写真を撮ってくださいと言われて、あわててスマホで何枚か撮影しました。そして、はい、抱いてくださいと赤ちゃんを渡されます。「えっ!? 私が?」心の準備ができておらず、おっかなびっくり受け取りました。赤ちゃんの抱き方なんてもちろん習ったことはありません。落とさないように、首を動かさないようにとだけ考えていました。
バスタオルでくるまれていて首のところもしっかりしているので、私のような初心者でも大丈夫でした。けっこう重いです。また、温かさとほのかな快い香りも感じられました。
髪の毛がかなり生えていたのに驚きました。生まれたてのときは髪なんてあまり生えていないものと思っていました。
私が看護師さんから受け取った直後に赤ちゃんは泣き出しました。しかしすぐに泣き止むと、じっと見つめる私の目を見つめ返してくれました。
私は今まで決して子ども好きではなく、甥や姪も特別可愛いとか愛しいとか感じたことはありませんでした。しかし、自分の息子を抱いて、その目を見たときには、愛しさがこみ上げてきました。
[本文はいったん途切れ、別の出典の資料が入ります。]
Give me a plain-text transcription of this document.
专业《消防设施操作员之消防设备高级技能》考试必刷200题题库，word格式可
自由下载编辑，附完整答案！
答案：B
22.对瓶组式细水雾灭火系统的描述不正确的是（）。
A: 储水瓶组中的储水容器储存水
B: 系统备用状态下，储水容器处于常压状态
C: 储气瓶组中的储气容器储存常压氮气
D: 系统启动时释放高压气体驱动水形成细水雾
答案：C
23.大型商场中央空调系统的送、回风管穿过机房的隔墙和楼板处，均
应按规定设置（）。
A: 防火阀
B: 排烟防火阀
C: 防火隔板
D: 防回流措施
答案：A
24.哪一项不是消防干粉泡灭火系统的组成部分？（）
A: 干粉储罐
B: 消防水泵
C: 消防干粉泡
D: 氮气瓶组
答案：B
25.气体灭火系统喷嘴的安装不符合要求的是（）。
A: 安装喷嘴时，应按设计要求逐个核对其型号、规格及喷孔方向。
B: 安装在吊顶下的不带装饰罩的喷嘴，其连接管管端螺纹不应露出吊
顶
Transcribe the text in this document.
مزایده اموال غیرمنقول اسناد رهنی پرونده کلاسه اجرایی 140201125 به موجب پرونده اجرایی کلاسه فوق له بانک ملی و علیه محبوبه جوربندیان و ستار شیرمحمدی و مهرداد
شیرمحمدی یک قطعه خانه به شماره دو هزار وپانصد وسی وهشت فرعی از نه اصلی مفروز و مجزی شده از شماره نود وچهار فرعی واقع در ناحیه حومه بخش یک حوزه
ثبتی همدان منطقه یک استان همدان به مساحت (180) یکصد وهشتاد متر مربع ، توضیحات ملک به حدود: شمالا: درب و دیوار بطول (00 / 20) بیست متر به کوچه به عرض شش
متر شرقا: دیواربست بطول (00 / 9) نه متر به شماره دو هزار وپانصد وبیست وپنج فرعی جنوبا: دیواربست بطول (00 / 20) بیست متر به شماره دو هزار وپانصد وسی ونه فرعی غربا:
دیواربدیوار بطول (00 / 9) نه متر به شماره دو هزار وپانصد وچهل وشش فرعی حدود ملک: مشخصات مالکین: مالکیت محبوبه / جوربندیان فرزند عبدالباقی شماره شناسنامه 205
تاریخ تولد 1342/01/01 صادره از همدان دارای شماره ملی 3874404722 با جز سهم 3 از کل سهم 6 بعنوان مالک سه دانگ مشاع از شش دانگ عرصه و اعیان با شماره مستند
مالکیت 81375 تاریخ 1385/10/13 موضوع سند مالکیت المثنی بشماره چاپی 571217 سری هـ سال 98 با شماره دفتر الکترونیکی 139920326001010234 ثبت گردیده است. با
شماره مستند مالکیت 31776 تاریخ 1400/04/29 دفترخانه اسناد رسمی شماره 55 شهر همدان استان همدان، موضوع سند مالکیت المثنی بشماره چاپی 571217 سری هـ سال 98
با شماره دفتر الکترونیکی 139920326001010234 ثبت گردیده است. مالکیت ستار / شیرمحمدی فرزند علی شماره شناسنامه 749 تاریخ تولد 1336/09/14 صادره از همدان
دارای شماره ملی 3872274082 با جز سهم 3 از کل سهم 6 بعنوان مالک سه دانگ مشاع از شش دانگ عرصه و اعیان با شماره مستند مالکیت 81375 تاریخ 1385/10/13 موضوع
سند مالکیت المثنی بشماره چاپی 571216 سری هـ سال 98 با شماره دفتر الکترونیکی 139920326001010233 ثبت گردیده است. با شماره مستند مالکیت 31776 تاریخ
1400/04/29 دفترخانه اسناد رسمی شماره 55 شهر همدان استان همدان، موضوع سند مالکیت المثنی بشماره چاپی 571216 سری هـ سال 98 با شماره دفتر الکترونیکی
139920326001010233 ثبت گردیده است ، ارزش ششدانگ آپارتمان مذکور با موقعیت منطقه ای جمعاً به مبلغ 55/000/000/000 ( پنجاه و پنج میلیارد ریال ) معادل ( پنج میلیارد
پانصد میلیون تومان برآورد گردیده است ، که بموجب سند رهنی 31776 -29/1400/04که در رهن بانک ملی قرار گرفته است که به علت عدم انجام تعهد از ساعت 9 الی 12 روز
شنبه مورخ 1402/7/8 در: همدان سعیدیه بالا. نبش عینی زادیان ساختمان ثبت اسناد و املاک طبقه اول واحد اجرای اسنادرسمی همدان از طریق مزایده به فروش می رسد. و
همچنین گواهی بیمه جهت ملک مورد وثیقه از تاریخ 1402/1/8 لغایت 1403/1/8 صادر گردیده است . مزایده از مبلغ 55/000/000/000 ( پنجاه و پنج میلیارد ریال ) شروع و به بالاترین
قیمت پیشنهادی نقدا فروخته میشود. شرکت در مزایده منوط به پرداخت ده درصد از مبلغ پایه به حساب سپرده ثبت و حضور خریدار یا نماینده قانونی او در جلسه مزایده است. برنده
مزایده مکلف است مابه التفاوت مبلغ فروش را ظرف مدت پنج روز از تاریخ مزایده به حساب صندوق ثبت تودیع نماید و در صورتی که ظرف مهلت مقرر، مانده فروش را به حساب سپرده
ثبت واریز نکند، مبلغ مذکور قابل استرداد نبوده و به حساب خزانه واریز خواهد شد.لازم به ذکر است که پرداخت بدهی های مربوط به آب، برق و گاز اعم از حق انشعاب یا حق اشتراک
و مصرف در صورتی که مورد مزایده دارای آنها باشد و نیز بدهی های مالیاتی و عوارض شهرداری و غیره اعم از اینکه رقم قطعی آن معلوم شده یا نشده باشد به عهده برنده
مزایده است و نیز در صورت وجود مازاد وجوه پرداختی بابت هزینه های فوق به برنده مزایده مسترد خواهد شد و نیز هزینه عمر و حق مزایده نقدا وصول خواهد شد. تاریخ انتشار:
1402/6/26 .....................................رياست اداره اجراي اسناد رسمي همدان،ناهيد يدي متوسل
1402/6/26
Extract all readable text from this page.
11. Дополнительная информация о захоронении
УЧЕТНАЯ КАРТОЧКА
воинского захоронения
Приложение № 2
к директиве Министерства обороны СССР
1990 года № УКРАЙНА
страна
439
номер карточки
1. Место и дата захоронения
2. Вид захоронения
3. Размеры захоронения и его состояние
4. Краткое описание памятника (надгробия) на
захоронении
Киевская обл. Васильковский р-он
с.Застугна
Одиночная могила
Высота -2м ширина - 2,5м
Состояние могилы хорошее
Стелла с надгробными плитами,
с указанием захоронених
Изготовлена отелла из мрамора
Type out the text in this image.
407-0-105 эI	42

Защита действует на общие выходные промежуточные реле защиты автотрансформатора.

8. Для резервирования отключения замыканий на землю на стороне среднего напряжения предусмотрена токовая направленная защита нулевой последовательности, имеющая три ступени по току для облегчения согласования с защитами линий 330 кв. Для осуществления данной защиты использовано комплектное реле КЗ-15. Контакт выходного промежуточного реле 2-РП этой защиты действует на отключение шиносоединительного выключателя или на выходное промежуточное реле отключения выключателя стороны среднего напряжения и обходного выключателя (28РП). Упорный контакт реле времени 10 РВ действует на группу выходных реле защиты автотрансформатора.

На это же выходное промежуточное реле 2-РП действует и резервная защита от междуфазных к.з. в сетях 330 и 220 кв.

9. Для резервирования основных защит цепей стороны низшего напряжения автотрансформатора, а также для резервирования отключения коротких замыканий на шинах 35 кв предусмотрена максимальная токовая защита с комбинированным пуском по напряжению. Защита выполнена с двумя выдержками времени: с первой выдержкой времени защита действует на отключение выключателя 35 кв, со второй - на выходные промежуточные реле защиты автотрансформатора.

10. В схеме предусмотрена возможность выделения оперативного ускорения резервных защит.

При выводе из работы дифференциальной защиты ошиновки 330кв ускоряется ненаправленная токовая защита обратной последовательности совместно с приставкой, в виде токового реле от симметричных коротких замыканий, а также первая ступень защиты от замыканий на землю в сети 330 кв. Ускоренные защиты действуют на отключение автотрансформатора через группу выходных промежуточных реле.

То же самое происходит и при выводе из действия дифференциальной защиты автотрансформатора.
私に抱かれている赤ちゃんを看護師さんが写真に撮ってくれました。
撮り終えると、私から赤ちゃんを受け取り、看護師さんは再び待機室を出ていきました。指示を受け、嫁の荷物を持って私は隣の部屋へ移動します。そこには手術を終えたばかりの嫁がベッドに寝ていました。
「ありがとう」と嫁に声をかけます。嫁はホッとしつつも少し疲れた表情です。手術中の様子などを話してくれました。全身麻酔ではないので意識ははっきりしていて、産声もちゃんと聞こえたそうです。
10分もしないうちに看護師さんが入ってきました。手術直後だから起き上がることはできないけれど、体の向きを変えるのはいいことなので、それを伝えてほしいと言われます。また、帝王切開なので入院期間は5日間から8日間、その範囲内で自分たちで退院日を決めてくださいとのことです。
嫁にベトナム語で説明しました。看護師さんはまた部屋を出ていきます。
嫁の手を握りながら話をしました。
「けっこうハンサムだったな。オレに似なくてよかった」
「今夜はここに泊まっていくの?」
「それはできない。もうすぐ追い出されるよ」
看護師さんがまた入ってきて、退出を促されます。
ゆっくり休んでと嫁に言い、私は病院を後にしました。